Worst dick moves ever pulled on developers by gamers

Half-Life 2 is far from the only game to deal with hackers during its development. Valve is a self-sufficient company with lots of resources at its disposal. The hackers who attacked the one-man project Minecraft rank even higher on the scale of internet dickishness.

Minecraft is the product of the efforts of a single man, Markus Persson. After becoming a viral sensation earlier this year, his time became split between adding new content to the game and forming a company so he could bring on help to expand his creation.

Apparently, this was an inexcusable offense to a cadre of hackers, so they launched a distributed denial of service attack on Minecraft's servers. They later claimed responsibility for the attacks on 4chan, using this inspired bit of reasoning to justify themselves:

“[The attack's purpose] is to send [Persson] a clear message of how the future of Minecraft will turn out unless he gets to work, namely by influencing the amount of sales taking place, due to the attacks. Start providing your customers with the updates that you promise them.”

Apparently, Persson wasn't creating enough content for these douchebags, despite working on a content update that was scheduled to go up on Halloween, just a few weeks after the attacks. Again, the conspiracy nuts came out of the woodwork to accuse Persson of engineering the attack himself.

Let's break down the reasoning of these entitled douchebags:

1. I buy Minecraft to play it.
2. Persson promises me content and gives me a date.
3. Persson doesn't deliver the content two weeks early.
4. Therefore, I will destroy the game I like. Which technically isn’t even out of beta yet.

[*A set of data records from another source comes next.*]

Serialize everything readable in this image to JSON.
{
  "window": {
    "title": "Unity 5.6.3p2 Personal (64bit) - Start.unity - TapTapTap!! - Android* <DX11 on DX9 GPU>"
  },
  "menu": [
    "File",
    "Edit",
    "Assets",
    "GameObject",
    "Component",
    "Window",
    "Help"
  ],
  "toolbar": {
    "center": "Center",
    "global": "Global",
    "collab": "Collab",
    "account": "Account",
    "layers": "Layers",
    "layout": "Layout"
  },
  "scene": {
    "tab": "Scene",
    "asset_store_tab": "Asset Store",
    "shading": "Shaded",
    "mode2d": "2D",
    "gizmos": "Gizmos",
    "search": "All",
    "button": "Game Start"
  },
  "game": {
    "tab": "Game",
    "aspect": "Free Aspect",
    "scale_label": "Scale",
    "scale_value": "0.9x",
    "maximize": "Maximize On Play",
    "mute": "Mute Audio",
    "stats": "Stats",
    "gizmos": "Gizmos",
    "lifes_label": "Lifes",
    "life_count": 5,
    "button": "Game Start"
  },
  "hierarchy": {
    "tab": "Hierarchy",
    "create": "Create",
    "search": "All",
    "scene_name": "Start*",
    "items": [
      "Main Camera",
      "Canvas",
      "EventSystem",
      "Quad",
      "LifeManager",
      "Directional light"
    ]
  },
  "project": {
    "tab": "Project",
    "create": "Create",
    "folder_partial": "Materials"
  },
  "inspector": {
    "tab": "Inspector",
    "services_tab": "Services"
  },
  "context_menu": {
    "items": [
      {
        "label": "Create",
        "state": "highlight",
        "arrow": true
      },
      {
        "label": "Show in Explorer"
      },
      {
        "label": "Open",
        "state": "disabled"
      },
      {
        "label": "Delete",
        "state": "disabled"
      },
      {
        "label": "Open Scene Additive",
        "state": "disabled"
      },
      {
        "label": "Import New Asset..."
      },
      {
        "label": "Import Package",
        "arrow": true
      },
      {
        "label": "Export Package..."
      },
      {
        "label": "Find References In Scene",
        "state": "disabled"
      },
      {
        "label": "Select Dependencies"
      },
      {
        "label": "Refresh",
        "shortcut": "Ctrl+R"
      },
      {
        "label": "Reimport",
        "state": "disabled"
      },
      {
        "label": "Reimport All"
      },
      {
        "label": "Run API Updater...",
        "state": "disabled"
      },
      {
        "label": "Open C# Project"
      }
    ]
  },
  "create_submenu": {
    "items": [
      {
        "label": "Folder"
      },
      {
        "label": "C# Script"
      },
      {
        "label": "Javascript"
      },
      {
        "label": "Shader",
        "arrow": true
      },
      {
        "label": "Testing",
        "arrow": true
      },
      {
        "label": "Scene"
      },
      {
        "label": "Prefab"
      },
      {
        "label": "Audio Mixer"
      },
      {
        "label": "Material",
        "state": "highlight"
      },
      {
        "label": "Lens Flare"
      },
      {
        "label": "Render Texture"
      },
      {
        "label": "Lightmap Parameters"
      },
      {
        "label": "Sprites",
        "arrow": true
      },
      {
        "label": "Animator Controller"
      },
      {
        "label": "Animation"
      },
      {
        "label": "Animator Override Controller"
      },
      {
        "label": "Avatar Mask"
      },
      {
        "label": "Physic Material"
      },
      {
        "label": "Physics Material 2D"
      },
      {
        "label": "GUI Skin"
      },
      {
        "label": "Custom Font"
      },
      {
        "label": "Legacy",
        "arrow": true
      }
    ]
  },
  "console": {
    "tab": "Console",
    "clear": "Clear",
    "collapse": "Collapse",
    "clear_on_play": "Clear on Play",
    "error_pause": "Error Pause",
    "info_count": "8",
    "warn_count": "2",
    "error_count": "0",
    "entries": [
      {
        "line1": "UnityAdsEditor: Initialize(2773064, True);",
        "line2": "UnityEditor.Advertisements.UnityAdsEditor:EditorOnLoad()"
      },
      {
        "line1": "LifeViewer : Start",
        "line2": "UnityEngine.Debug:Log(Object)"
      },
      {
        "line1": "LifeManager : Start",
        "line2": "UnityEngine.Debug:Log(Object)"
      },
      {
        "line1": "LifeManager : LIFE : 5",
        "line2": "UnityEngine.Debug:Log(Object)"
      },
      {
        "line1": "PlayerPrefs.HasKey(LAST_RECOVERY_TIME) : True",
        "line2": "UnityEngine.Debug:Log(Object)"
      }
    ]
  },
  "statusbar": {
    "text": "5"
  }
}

Yeah, we don't get it, either.

Classic games are worshiped like gods amongst gamers. Once the forum dwellers-that-be have enshrined a game in their canon of classics, woe be upon the developer who wants to express their love for the series by, you know, actually making more of it.


Above: Bargh! Bethesda Fallout smash!

Such was the lesson Bethesda learned when it announced Fallout 3. Fans of the first two games cried out and decided the best way to support the series they love was to unfairly criticize every piece of news that came their way. When the Lead Character Artist admitted to never playing a Fallout game before development, the rest of the staff had to come to his rescue and publicly defend him. Throw in a little reductive soundbyte, and the meme around the internet became “Fallout 3 is Oblivion with guns.” Of course, the game was more than that, but “fans” were even more vicious to those outside of Bethesda that defended the game.

Sure, this kind of knee-jerk, “Don’t change anything or you’ll foul the ….aaaaargh! Too late!” reaction is all too common, but come on – this was Bethesda, folks. Don’t they deserve a little faith? Thankfully for the non-dick community, Bethesda stuck to its guns and Fallout 3 was awesome.

The first time Blizzard announced StarCraft II, fans went nuts. The second and third time, not so much. When the WoW-fed giant decided to make three games instead of one, entitled fans spun the story in a way that would make Fox News proud. “Blizzard is giving us three full length campaigns,” inexplicably became “Blizzard is giving us just 1/3 of the game each time and making us pay full price every time.”


Can you believe Blizzard wants to give us two more campaigns of this garbage? How dare they?!?

The big hullabaloo revolved around Blizzard's decision to create three separate, but full-length campaigns, but only include the first one as part of the initial release. The next two would come in expansions. Just to be clear, the first StarCraft came with a thirty missions single-player campaign. StarCraft II came with a 29 mission single-player campaign, and far more robust multiplayer and modding options. Still, it's not uncommon to hear players complain about Wings of Liberty being “only 33% of the game.”

It seems that there's no small number of people who expected Blizzard to hand over a 90-mission campaign out of the gate. Sorry, the economics of game development would never support that. StarCraft II was an amazing game that was well worth the money. Still is. Unfortunately, players took up the third-of-a-game soundbyte and used it to justify piracy. Which is, as you might guess from this article’s title, a total dick move.